Why do I cook?
Michael Ruhlman has been addressing an important question on his blog (Ruhlman.com): Why do we cook?
I’m cooking a lot now because I’m in culinary school, but what led me to finally make a real career choice and seek training in culinary arts was that after I stopped working, and left to my own devices, I failed to make any other choice, but found myself cooking on a daily basis.
What drove me to cook then, and the basis for choosing a life that will without question revolve around food, is a question with so many answers that I can hardly decide which one to describe first.
I started cooking after I left my job because I didn’t have any reason left not to. I didn’t cook as much while I was working because I felt always rushed for time, and to satisfy the time vs. hunger balance I wound up making a lot of quick and easy meals – from scratch as I was able. Being a full time stay at home mom afforded me the time to plan and explore, which resulted in more elaborate food adventures and a constant expansion of my skills and knowledge.

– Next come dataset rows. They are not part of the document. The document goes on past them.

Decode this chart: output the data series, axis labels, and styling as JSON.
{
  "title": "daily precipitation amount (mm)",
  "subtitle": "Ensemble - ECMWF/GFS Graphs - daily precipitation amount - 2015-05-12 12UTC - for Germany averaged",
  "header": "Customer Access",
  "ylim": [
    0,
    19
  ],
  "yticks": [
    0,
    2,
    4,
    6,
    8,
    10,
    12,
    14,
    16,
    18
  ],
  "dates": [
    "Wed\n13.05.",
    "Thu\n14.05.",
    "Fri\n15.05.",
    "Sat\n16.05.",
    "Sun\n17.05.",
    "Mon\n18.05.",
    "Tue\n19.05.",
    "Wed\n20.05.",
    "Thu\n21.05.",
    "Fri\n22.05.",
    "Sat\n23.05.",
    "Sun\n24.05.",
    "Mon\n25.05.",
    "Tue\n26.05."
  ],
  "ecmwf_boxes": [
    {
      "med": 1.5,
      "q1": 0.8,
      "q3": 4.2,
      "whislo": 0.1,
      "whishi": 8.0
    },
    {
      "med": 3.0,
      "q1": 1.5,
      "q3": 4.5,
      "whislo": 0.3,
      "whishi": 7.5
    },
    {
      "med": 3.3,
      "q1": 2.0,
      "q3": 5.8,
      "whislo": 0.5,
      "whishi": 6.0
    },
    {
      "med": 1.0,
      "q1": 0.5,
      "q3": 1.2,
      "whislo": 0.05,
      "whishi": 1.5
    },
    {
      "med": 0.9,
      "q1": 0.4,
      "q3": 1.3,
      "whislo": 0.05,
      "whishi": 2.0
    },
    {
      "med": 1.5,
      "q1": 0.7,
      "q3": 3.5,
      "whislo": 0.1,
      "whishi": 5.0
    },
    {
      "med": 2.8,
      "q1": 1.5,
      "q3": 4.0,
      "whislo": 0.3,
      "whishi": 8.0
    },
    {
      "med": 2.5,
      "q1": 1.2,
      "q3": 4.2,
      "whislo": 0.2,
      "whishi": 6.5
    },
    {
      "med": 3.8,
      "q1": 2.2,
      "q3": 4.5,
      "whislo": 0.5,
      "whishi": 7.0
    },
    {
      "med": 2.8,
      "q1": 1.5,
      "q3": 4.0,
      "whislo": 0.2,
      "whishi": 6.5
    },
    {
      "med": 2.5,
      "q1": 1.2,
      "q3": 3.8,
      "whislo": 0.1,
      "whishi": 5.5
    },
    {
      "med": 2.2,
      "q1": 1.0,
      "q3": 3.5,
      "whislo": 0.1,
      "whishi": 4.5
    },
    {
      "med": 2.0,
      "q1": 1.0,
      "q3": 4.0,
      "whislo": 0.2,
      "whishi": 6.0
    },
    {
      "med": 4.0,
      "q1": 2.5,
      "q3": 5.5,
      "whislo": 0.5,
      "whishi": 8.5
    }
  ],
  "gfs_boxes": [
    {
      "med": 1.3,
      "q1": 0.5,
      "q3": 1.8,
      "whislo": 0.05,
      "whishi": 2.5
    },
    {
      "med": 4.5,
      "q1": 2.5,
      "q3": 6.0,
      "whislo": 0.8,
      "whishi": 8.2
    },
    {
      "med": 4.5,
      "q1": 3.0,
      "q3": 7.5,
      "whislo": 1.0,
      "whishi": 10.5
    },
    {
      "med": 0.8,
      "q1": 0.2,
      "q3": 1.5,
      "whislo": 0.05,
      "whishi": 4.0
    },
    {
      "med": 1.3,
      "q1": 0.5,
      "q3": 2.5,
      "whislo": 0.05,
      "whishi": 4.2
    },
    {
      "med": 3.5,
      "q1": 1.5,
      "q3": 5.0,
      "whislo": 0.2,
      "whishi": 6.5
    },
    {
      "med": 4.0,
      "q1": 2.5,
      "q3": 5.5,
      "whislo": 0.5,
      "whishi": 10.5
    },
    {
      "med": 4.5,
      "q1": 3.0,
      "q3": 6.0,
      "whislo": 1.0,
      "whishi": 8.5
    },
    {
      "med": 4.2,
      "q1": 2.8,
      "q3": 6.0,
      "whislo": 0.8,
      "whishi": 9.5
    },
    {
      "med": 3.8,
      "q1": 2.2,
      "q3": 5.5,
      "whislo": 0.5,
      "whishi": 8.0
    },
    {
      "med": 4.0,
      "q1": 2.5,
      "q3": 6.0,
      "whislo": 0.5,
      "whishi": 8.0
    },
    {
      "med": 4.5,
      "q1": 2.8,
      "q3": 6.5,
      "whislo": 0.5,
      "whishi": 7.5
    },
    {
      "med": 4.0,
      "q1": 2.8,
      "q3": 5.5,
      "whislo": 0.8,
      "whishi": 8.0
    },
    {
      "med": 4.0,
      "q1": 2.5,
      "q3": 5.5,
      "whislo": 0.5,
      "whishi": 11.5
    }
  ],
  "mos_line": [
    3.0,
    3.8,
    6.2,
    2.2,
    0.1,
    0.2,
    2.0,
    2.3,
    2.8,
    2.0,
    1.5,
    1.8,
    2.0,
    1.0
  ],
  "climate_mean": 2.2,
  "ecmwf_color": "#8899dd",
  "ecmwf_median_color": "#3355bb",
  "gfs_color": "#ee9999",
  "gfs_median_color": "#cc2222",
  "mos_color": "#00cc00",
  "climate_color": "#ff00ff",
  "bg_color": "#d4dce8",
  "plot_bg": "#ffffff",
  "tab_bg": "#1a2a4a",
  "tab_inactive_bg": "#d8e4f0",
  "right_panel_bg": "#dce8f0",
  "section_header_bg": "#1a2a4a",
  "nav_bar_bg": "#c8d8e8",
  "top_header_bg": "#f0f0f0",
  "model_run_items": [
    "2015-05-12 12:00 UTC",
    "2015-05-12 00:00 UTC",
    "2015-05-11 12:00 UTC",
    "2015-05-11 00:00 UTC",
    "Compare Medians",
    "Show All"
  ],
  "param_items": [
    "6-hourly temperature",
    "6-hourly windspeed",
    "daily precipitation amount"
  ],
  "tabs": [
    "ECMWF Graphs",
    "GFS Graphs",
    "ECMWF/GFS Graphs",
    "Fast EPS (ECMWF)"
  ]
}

I was motivated to cook once the time was available because I viewed it as my new job description – feeding my family well was part of what I understood to be my contribution to family life in lieu of money. I wanted to eat well, and I wanted a kid who doesn’t throw a fit when you feed her something other than chicken tenders and PB&J. While these are simple goals, they require a lot of food-focused effort.
My friend Elizabeth Willse recently posted a review of Alone in the Kitchen with an Eggplant. This book of reflections from writers and foodies about what they eat when they’re alone is now on my plan-to-read list. Her review got me thinking about the things I like to cook, and the completely separate category of what I like to eat when I have only myself to think of and/or don’t feel like cooking. I eat more bread and Camembert or triple creme cheeses than any one person probably ought to, but then even the cheeses I choose often have identities defined by where they come from or what they are made of.
If it were just about the food, I wouldn’t have pursued a structured culinary education, and I wouldn’t be writing this post today. By now my constant search for patterns and meaning is no secret to anyone who would be reading this entry. A fellow student once asked me, “Can’t you just be cooking food?” I can’t. I cook and I eat not for the love of food alone, but because I became aware of the experience of food, beyond the flavor to the story that starts in the ground and ends on my plate, through eating; I’m here learning what I learn, doing what I do and planning my future moves because I want to be an active author in that story.
When is a carrot just a carrot? It never is. It’s always a note in a chord in a song, no matter how simple or complex a song, and it’s a note with context and history and endless lifetimes of associated meaning that is viewed from different angles when used in different ways.
I cook because when I do, I feel connected to what I eat, to the environment that produced it, to who I am and who I will be as a result of the eating and the cooking.